22887862 Autoantibodies against galectins are associated with antiphospholipid syndrome in patients 2013 Jan The presence of autoantibodies against immunoregulatory effectors can be relevant for onset and/or the progression of autoimmune disease. Emerging insights into an immunological activity profile including a role as opsonins give reason to systematically monitor sera of patients for immunoglobulin G (IgG) autoantibodies, preferably for several galectins at the same time.

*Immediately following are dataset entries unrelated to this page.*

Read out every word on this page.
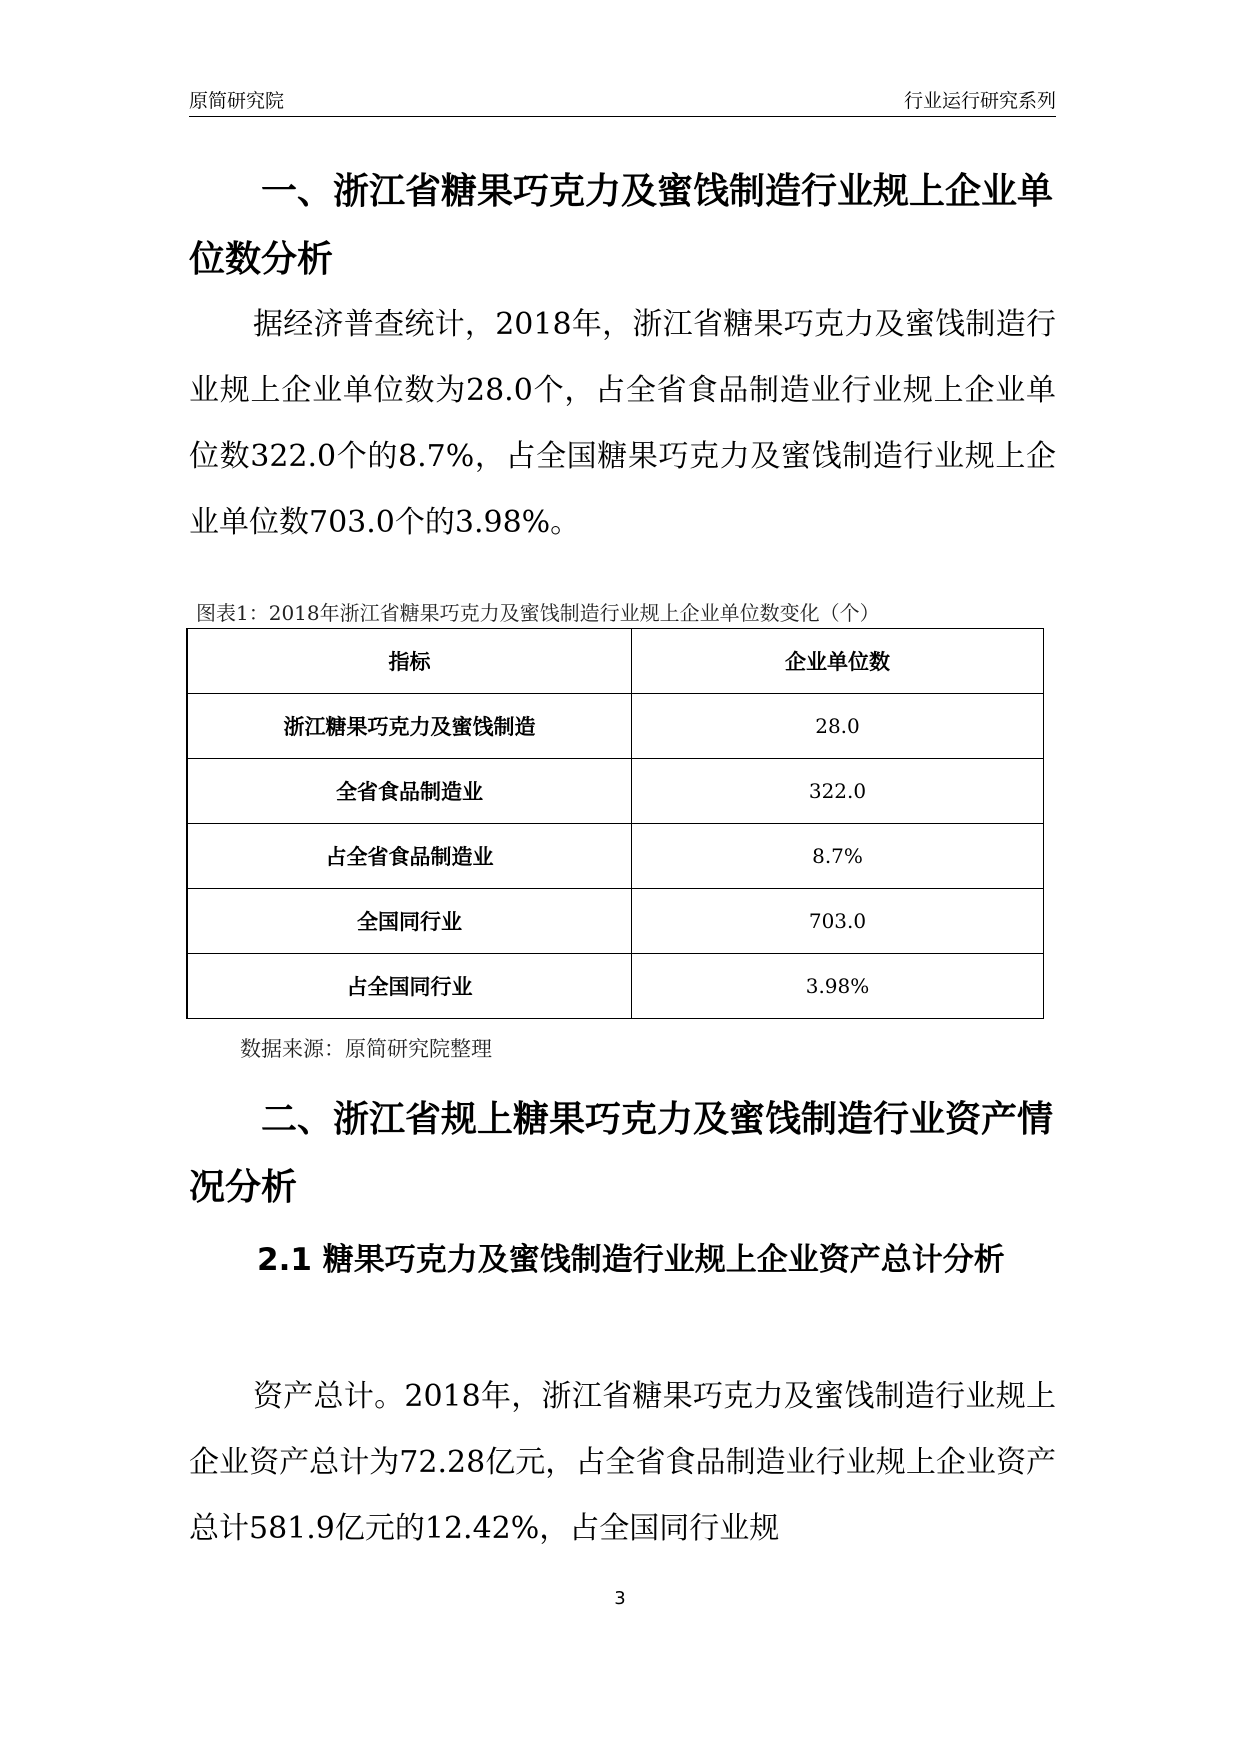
原简研究院	行业运行研究系列
一、浙江省糖果巧克力及蜜饯制造行业规上企业单位数分析

据经济普查统计，2018年，浙江省糖果巧克力及蜜饯制造行业规上企业单位数为28.0个，占全省食品制造业行业规上企业单位数322.0个的8.7%，占全国糖果巧克力及蜜饯制造行业规上企业单位数703.0个的3.98%。

图表1：2018年浙江省糖果巧克力及蜜饯制造行业规上企业单位数变化（个）
指标	企业单位数
浙江糖果巧克力及蜜饯制造	28.0
全省食品制造业	322.0
占全省食品制造业	8.7%
全国同行业	703.0
占全国同行业	3.98%
数据来源：原简研究院整理
二、浙江省规上糖果巧克力及蜜饯制造行业资产情况分析
2.1 糖果巧克力及蜜饯制造行业规上企业资产总计分析

资产总计。2018年，浙江省糖果巧克力及蜜饯制造行业规上企业资产总计为72.28亿元，占全省食品制造业行业规上企业资产总计581.9亿元的12.42%，占全国同行业规

3
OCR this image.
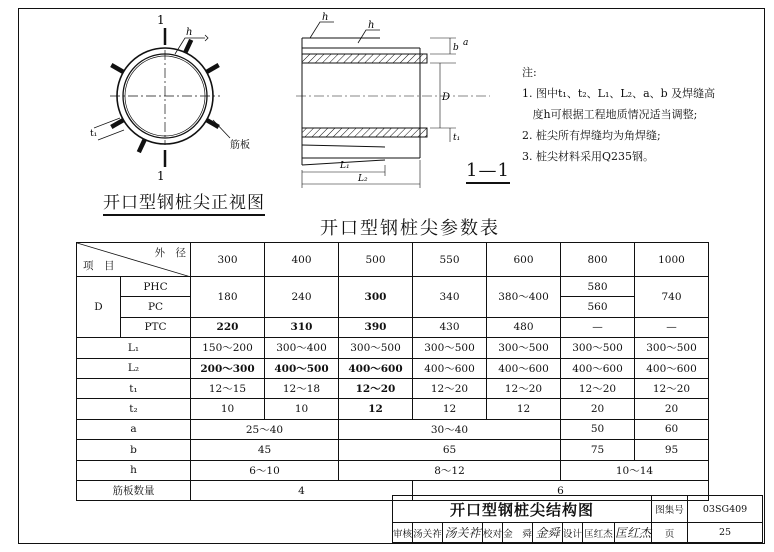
1
1
h
t₁
筋板
开口型钢桩尖正视图
h
h
b a
D
t₁
L₁
L₂	1—1
注:
1. 图中t₁、t₂、L₁、L₂、a、b 及焊缝高
度h可根据工程地质情况适当调整;
2. 桩尖所有焊缝均为角焊缝;
3. 桩尖材料采用Q235钢。
开口型钢桩尖参数表
外　径
项　目		300	400	500	550	600	800	1000
D	PHC	180	240	300	340	380～400	580	740
	PC						560	
	PTC	220	310	390	430	480	—	—
L₁		150～200	300～400	300～500	300～500	300～500	300～500	300～500
L₂		200～300	400～500	400～600	400～600	400～600	400～600	400～600
t₁		12～15	12～18	12～20	12～20	12～20	12～20	12～20
t₂		10	10	12	12	12	20	20
a		25～40		30～40			50	60
b		45		65			75	95
h		6～10		8～12			10～14	
筋板数量		4			6			
开口型钢桩尖结构图									图集号	03SG409
审核	汤关祚	汤关祚	校对	金　舜	金舜	设计	匡红杰	匡红杰	页	25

Here, we report on a study of chronic inflammatory rheumatic diseases, i.e. systemic lupus erythematosus (SLE; pilot cohort p, n = 40; confirmation cohort c, n = 109), rheumatoid arthritis (RA; p, n = 32; c, n = 25) and primary antiphospholipid syndrome (APS; c, n = 64). Enzyme-linked immunosorbent assay-based series using galectin-1, -2, -3, -4, -7, -8 and -9 and natural processing products, i.e. the truncated version of galectin-3 and the N-terminal domains of galectin-4, -8 and -9, were performed. Normal healthy donors (p, n = 20; c, n = 21) and patients with paraproteins (c, n = 19) served as controls. Highly significant optical density-value readings for IgG autoantibodies were consistently detected for the proto-type galectin-7 (SLE) and the tandem repeat-type galectin-8 and -9 (SLE and RA). Their presence was independent from the autoantibody status against double-stranded DNA (for patients with SLE) or a rheumatoid factor (for patients with RA), respectively. Importantly, anti-galectin-2 autoantibodies highly significantly correlated with the appearance of a secondary APS in patients with SLE so that this parameter may serve as an additional biomarker for APS. Equally of note, the presence of IgG autoantibodies against galectins capable to act as an opsonin may contribute to a sustained immune dysregulation in patients with chronic inflammatory rheumatic diseases.